Marion’s inclusion in the argument will surely be controversial here because 1.) He only played 58 games as a member of the Heat and 2.) Most people don’t think Marion is anywhere near a Hall of Fame-level player. The first point is fair, but the second is off-base.
Marion has been a capital "G" great player throughout his very long career. For instance, according to Basketball-Reference.com, Marion is 36th all time in win shares. One slot below Scottie Pippen and two ahead of Elvin Hayes.
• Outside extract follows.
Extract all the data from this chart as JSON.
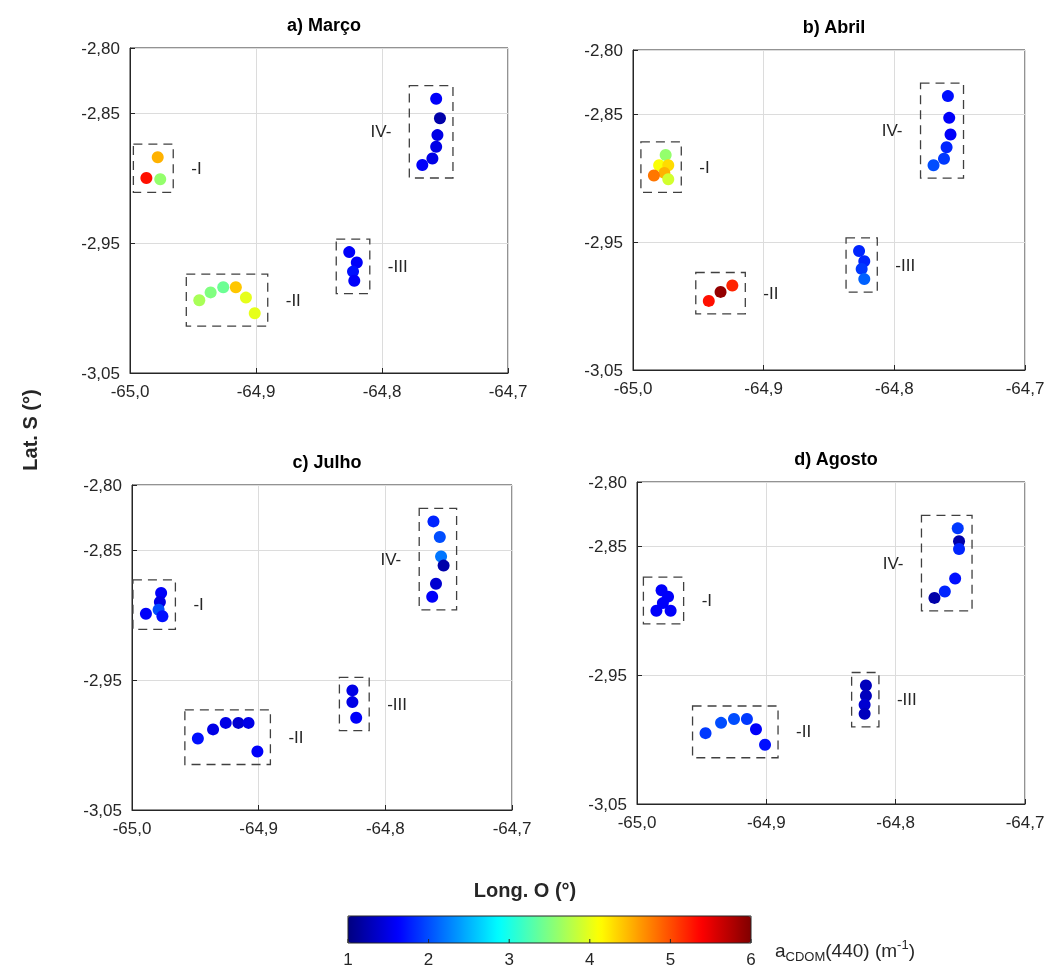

He’s an excellent rebounder, an efficient scorer (despite a shot that looks like it was designed to make high school coaches dyspeptic) and a lockdown defender.
But, despite his gaudy numbers, there’s a resistance to Marion’s candidacy. According to ESPN’s Kevin Pelton (subscription required), Marion has 142.9 wins above replacement player for his career. No one who’s finished above 150 has ever failed to make the Hall.
And yet Pelton himself is bearish on the veteran’s chances. After acknowledging that Basketball-Reference.com’s Hall of Fame probability calculator gave Marion just a 26.5 percent shot of making it to Springfield, he wrote:
Marion's four All-Star appearances are on the low side for a Hall of Famer. That he was seen as the third option on Phoenix Suns teams that weren't good enough to reach the NBA Finals doesn't help his case, either. He's probably going to have to keep playing long enough to reach 20,000 career points to have a real shot at the Hall.
That's fair enough. My instinct is that blunt measures of player value like total points scored will, over time, have less and less sway over public thought as the analytics movement deepens its influence and sharpens its insights, but I doubt this transformation will happen quickly enough to save Marion from the "Hall of Very Good."
Of course, even if he did make it in, Marion wouldn't really be a representative of the Miami Heat. Which makes him distinct from the rest of the players on this list. Though many only had short stints in Miami—Shaq, LeBron and Ray Allen combined to play just nine and a half seasons of Heat basketball—a piece of each of them belongs to the young franchise.
Which makes perfect sense. Miami is a city of transplants. Why would its NBA stars be any different?